Preheat the oven to 350°F. Grease a 9-inch springform pan.
Prepare the shortbread base: In a large bowl, cream together the butter, sugar, and vanilla extract until light and fluffy. Add the flour and salt and mix until just combined. Press the mixture into the bottom of the prepared pan and bake for 15 minutes or until lightly golden in color. Remove from the oven and let cool completely.
In a large bowl, beat the cream cheese with an electric mixer until smooth. Add the sugar and beat until combined. Beat in the eggs, one at a time, and the vanilla extract until combined. Pour the mixture over the cooled shortbread base.
Bake for 45 minutes or until the edges are lightly golden and the center is set. Remove from the oven and let cool completely.

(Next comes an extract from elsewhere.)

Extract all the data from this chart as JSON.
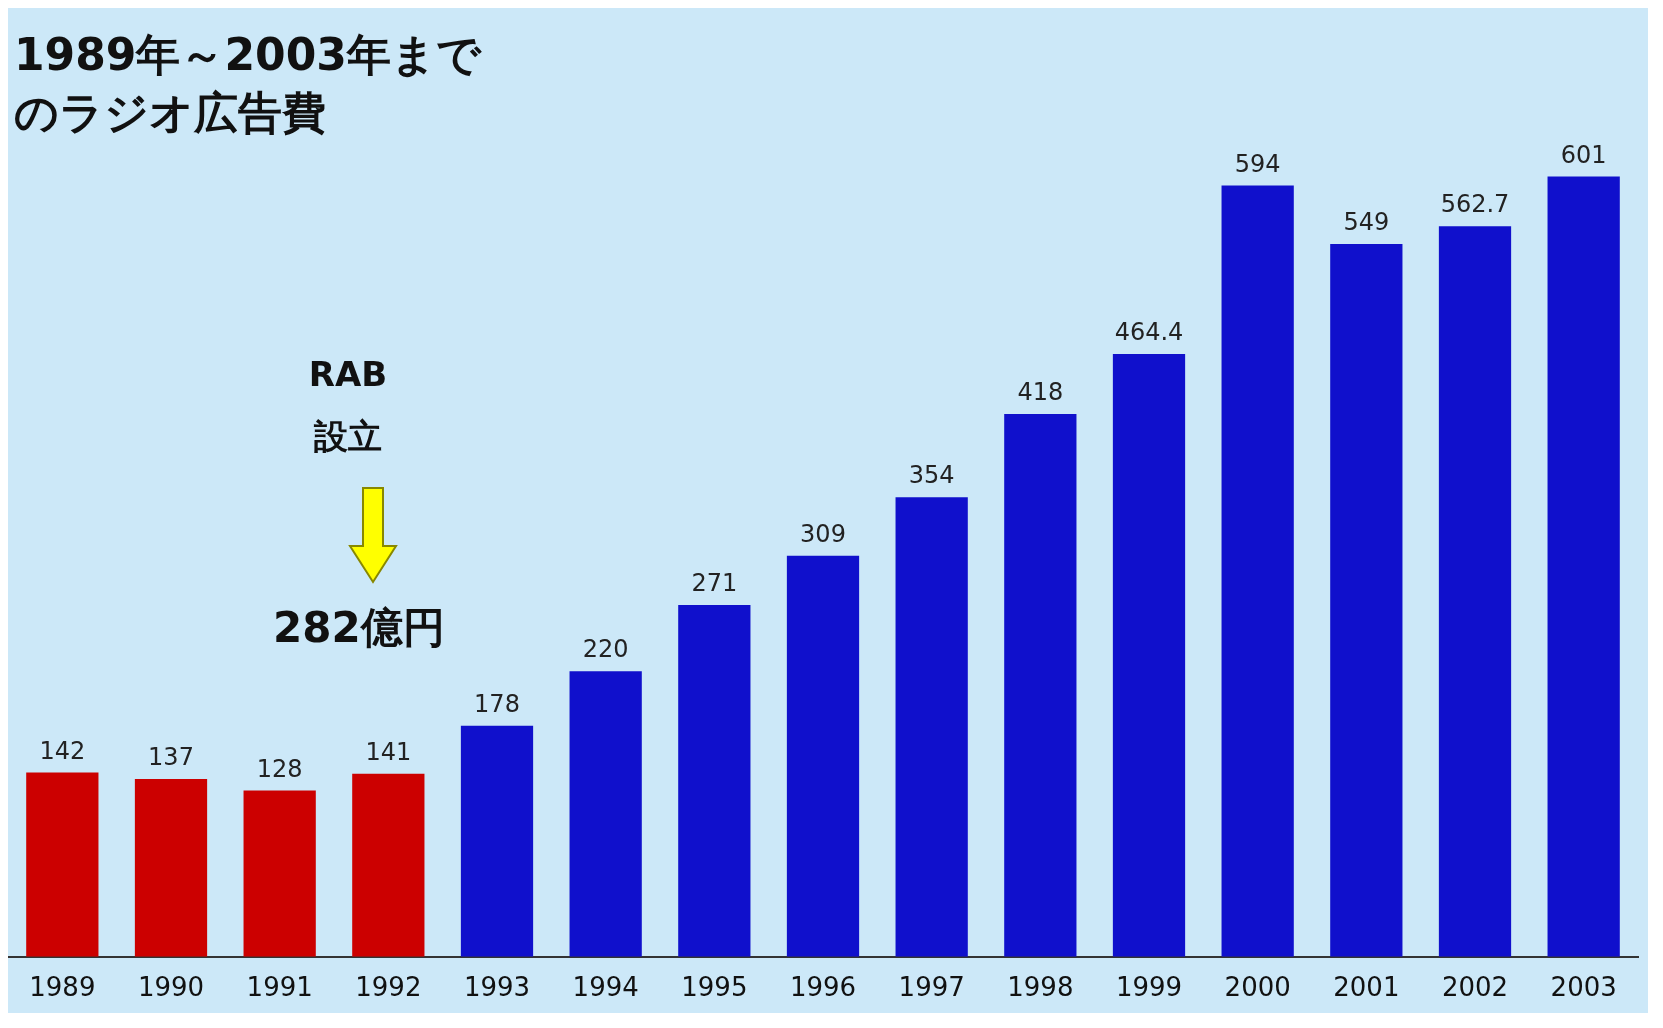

Prepare the cheesecake truffle topping: In a small saucepan, heat the heavy cream until steaming. Place the chocolate chips in a heatproof bowl and pour the hot cream over the chocolate. Let sit for 5 minutes, then whisk until smooth and shiny. Let cool to room temperature.
In a large bowl, beat the softened cream cheese until smooth. Add the cooled chocolate mixture and beat until combined. Pour the mixture over the cooled cheesecake filling and spread evenly. Chill in the fridge for at least 3 hours or until set.
Remove the cheesecake from the pan and cut into slices. Serve chilled.